“I’m not making art, I’m making sushi.” – Masaharu Morimoto
Sushi Hotaru may be well hidden inside Bourke St’s Midcity Arcade – but it is far from unknown. This was actually my second voyage to Sushi Hotaru but the first time I had actually managed to get to the front of the endless line that is present all times of the day.
Sushi Hotaru’s train spans an impressive length, filled with freshly made plates for a meagre $3. Such high quality sushi and low prices were something I had imagined only existed in Japan. And as with everything quintessentially Japanese, the whole ordering process bypasses human interaction with flawless efficiency. At Sushi Hotaru you are invited to order dishes from the I-Pad in front of you, with a range of udon and hot dishes on offer, as well as sashimi, nigiri and sushi hand rolls. The ability to order fresh ginger and condiments is also a welcoming touch.
We sat adjacent to the sushi assembly cabinet, surrounded by bright, fresh slices of sashimi, crab sticks and egg rolls. Watching the staff expertly weave and slice sushi in front of you is very much part of the vibe of Sushi Hotaru.

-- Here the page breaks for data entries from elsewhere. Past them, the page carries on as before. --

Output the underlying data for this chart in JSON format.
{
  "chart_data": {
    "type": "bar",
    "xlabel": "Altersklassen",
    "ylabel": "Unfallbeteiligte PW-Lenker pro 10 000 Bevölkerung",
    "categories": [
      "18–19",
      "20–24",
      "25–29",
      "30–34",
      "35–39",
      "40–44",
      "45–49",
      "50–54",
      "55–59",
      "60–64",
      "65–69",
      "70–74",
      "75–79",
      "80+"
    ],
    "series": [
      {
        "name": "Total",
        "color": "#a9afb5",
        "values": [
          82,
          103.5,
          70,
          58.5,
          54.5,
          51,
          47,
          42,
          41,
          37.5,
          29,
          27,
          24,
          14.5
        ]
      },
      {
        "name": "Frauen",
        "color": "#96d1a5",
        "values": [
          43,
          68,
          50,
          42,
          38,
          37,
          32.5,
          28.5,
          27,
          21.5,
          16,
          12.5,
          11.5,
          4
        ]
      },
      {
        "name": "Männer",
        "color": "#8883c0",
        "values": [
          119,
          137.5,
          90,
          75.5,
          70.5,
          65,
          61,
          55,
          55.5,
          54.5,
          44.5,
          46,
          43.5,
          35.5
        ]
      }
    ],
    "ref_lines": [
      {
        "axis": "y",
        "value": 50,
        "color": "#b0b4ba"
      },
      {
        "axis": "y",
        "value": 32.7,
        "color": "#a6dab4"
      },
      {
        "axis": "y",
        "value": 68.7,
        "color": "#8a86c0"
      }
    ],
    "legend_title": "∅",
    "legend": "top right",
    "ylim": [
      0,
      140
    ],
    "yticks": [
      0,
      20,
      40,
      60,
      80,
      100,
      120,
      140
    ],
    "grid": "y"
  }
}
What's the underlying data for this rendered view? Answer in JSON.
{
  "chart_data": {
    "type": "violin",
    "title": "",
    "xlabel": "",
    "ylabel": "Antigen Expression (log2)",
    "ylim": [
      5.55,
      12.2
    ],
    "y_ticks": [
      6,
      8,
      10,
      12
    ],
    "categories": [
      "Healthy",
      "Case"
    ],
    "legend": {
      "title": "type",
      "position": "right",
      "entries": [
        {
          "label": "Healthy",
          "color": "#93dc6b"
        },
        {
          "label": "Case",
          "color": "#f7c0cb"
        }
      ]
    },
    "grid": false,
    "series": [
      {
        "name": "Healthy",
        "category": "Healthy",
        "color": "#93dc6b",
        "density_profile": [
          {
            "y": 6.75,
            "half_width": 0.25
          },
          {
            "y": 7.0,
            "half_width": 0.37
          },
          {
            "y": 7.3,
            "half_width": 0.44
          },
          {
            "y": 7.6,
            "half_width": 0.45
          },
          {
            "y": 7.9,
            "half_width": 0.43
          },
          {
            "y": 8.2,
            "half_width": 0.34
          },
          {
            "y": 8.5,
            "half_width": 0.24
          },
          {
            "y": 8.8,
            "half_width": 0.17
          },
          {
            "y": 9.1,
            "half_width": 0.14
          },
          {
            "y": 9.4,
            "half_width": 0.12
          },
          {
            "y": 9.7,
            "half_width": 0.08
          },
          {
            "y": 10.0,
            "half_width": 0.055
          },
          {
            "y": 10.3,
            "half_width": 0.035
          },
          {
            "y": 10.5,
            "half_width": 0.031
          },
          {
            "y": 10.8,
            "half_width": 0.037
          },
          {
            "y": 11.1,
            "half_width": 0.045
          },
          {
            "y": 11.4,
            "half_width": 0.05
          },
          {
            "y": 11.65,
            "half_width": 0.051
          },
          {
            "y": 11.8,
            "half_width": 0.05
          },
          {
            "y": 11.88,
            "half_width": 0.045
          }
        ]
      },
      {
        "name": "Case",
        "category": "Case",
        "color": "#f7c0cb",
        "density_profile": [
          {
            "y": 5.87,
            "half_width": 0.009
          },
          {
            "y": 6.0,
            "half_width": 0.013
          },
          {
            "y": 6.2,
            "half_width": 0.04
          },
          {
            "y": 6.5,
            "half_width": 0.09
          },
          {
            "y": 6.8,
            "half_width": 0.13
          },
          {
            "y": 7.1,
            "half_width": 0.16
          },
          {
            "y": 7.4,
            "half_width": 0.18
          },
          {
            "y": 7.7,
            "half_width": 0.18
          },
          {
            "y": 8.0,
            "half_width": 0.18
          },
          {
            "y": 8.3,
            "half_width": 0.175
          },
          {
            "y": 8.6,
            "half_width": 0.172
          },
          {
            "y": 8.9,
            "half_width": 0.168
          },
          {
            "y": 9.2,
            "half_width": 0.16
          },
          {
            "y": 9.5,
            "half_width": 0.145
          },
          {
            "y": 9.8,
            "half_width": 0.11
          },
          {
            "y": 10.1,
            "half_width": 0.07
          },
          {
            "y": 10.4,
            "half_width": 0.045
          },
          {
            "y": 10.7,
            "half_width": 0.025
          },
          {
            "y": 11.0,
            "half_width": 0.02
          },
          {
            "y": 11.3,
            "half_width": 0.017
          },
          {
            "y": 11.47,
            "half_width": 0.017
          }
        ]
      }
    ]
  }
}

The chicken karaage roll was a special for the day. Deliciously crispy fried chicken protruded from the rolls and it was difficult not to grab 2 or 3 more of this moreish plate.
Smoky, lightly flame-torched, salmon draped on tightly rolled roll containing cream cheese and crisp, refreshing cucumber.
The bright red tuna was supple and the salty bursts of the tiny black roe made each mouthful beautifully balanced. The rice was sticky and slightly vinegar – just as it should be.
The soft agedashi tofu gently swam in the sweet miso broth. The soft shell crab offered a crispy bite size pieces of perfectly deep fried crap. This dish was the highlight of our sushi-train commute.
The scallop nigiri was lusciously juicy and plump, with a subtle creamy taste to follow.
The only demise in our quest to devour all of the sushi was the mackerel which was on the rubbery side and compared to the previous nigiri, notably subdued in flavour. This chewy texture, however, is to be expected with mackerel and is not a reflection on Sushi Hotaru.
For dessert, I was too full but J persisted and nabbed a black sesame mousse from the belt. Creamy, light and soft, the sesame mousse rounded off the meal.
Sushi Hotaru is the best, among the few remaining, sushi trains in Melbourne’s CBD. The line is well worth braving if you’re seeking a exemplary Japanese sushi train experience and is value for money. The two of us left quite full for only $38 including drinks and a single dessert. My tip is to visit early on the weekends, around 11.30am, if you wish to skip the queue.